Devoir de réserve

Je cherche depuis ce matin les fondements du devoir de réserve auquel sont soumis les fonctionnaires lorsqu'ils s'expriment publiquement. J'ai trouvé ceci sur une des pages du site institutionnel du Conseil de la Concurrence[1] :

- Le respect du secret professionnel

En application de l'article 226-13 du code pénal, la révélation d'une information à caractère secret par une personne qui en est dépositaire, soit par état, soit par profession, soit en raison d'une fonction ou d'une mission temporaire, est interdite […].

- L'obligation de discrétion

L'obligation de discrétion est prévue dans les statuts de la fonction publique. Elle s'impose pour tous les faits, informations ou documents, dont les personnes ont connaissance à l'occasion de l'exercice de leurs fonctions […].

- Le devoir de réserve

Cette obligation résulte d'une construction jurisprudentielle par laquelle il est imposé à l'agent de ne pas nuire au renom de son administration ou de celle à laquelle il a appartenu […].

Ce sont donc trois principes qui sont applicables et qui contraignent tout fonctionnaire lorsqu'il souhaite exercer sa liberté d'opinion de manière publique, que ce soit sur internet ou ailleurs.

Le secret [professionnel], la discrétion et la réserve. Voilà les trois mots-clés. Le premier permet de construire la confiance nécessaire lorsque nous faisons appel à un tiers. Il est protégé par la loi et nul ne voudrait le remettre en cause. Le second et le troisième ont des contours beaucoup plus flous car autant une chose est secrète ou ne l'est plus, autant la discrétion et la réserve ne se jugent que de façon très subjective.
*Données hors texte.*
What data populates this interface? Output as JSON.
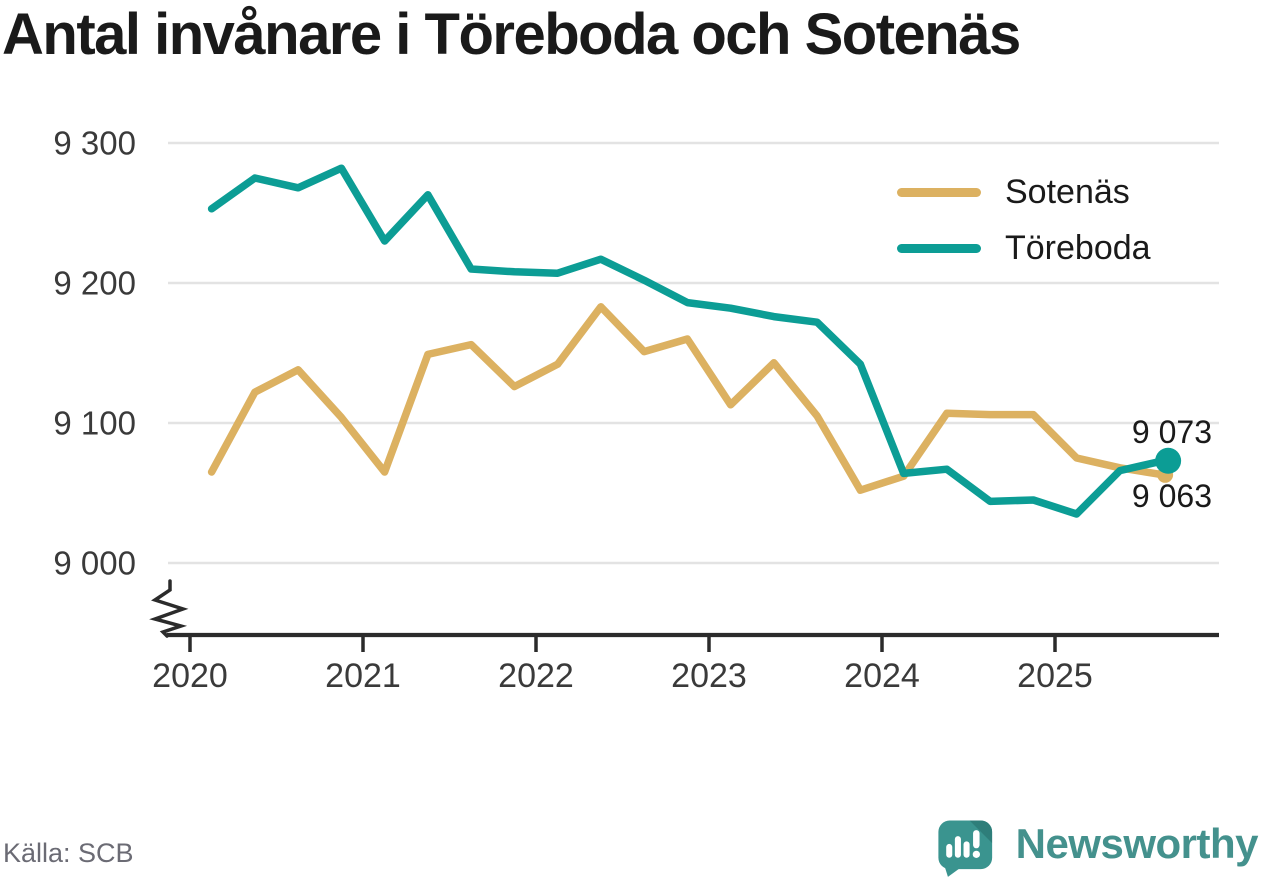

Ils sont censés protéger qui ou quoi ? Les personnes en cause, bien, c'est légitime ! L'administration ? Mais de quoi ? De la critique ou du jugement extérieur ?

A-t-on le droit, lorsqu'on est policier, de raconter une nuit de patrouille, une intervention, de décrire le quartier où l'on intervient, les personnes que l'on côtoie sans remettre en cause d'une manière ou d'une autre la discrétion ou la réserve ? Un professeur peut-il témoigner de ses succès et de ses échecs sans écorner visiblement ces principes ? Le fonctionnement critique des administrations est-il si parfait que tous ses [éventuels] dysfonctionnements ne trouveraient solutions qu'en étant pris en charge par les différentes hiérarchies ?

Quelles sont les règles minimales à respecter pour éviter d'être pris en faute ? Changer les noms, les lieux, les dates, suffira-t-il ? Comment user de son droit d'opinion et à la libre expression[2] dans ces conditions ? Messieurs les savants de l'administration, dites-nous exactement les droits et les devoirs, décrivez-en les contours et les limites, et pourquoi pas leurs durées, et soumettez le tout au jugement populaire ! Je serai curieux d'en voir les réactions.

Notes

[1] Pas facile de trouver un site officiel parlant de ces notions, celui-là n'apparait qu'en sixième page lors d'une recherche google avec les termes devoir de réserve.

[2] Ces droits sont reconnus par l'article 6 de la loi n° 83-634 du 13 juillet 1983 portant droits et obligations des fonctionnaires.